Liz and I are now offficially highest. OH, and your girlfriend may be a vampire. Heads up. SPARKLESSSSS
Put my glitter back.
i feel like a thai whore the morning after the navy left.
awkward like he asked me out for a "rest of the summer make out buddy" thing and I kind of had a female testicle retreat moment
Ok so my english teacher told me i could have 5 absences bc of my "problem". I have no idea what she is talking about
It's been decided..lingerie is an investment. You get free breakfast and cab rides out of it.
Thanks again for allowing my sister to lose her virginity on your bed.
I JUST MET THE GIANT MAN THAT WILL CARRY ME FROM PLACE TO PLACE
Btw, whenever you feel discouraged about your life, think about me being frantically upset bc my mobile porn site limited me to only 5 videos a day
Heed the warning of the ghost of Oktoberfest present: German beer is soooooooo much better than our watered down children's piss. also lost all my clothes and am wearing lederhosen the rest of the trip.
You gave me balls I gave you half a boob.

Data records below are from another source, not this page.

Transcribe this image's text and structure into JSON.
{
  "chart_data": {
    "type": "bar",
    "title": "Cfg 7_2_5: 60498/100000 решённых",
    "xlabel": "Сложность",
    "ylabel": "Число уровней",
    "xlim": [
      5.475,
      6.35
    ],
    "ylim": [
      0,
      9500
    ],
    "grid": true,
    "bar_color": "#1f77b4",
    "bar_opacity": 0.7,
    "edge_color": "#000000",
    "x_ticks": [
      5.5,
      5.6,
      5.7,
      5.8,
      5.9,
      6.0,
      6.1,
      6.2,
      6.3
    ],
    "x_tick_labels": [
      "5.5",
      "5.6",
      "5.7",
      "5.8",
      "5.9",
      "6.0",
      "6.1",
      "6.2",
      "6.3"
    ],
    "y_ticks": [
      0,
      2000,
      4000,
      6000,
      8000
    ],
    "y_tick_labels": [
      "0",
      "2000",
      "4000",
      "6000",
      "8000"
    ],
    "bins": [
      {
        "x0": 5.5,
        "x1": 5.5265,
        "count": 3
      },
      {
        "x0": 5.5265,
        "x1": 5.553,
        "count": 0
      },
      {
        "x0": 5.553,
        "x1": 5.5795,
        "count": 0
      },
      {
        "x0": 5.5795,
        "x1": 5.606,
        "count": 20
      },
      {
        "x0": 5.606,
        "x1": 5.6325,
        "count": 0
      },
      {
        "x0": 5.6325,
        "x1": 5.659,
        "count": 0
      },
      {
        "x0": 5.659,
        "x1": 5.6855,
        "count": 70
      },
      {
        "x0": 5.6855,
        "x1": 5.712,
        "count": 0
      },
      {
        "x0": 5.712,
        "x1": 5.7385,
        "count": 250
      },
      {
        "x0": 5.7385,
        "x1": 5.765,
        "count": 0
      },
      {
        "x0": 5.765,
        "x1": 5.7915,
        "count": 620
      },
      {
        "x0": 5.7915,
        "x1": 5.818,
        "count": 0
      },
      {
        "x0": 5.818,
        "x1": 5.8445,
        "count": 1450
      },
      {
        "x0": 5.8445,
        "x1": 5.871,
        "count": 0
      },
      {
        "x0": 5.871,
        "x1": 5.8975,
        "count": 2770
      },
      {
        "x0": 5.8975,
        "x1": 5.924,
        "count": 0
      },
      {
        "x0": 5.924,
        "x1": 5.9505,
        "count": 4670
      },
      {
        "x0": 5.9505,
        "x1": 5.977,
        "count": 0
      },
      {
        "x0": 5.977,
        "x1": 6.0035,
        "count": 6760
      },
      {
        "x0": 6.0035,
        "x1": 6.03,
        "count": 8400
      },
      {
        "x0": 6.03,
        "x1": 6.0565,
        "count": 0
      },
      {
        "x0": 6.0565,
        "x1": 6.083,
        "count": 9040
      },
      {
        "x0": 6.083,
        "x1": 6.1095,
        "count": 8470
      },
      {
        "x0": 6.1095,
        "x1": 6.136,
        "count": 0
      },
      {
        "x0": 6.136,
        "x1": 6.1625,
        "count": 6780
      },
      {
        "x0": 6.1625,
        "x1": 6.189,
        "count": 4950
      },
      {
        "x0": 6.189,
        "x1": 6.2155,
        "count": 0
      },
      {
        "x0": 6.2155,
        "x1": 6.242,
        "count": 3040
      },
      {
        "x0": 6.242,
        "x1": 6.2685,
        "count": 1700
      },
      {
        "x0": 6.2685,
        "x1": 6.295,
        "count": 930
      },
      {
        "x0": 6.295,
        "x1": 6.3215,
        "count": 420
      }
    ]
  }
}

Fair trade
if i ever get hit by a car or something and become paralyzed promise me youll still be here to hand feed me shots and light my bowls please
Binging muscle relaxers because when ur 33 you can no longer SHAKE IT LIKE A POLAROID PICTURE for 2hrs w/o consequences. Fuck you, Age.
I have drunkenly angered a family of raccoons. Please send help immediately.
75% of the time I swipe right on Bumble for girls over 40 is because I think their 18 year old daughter is hot.
My prof handed me back my essay on Lesbians in literature, gave me an A and then we had sex in her office. Told you she was gay.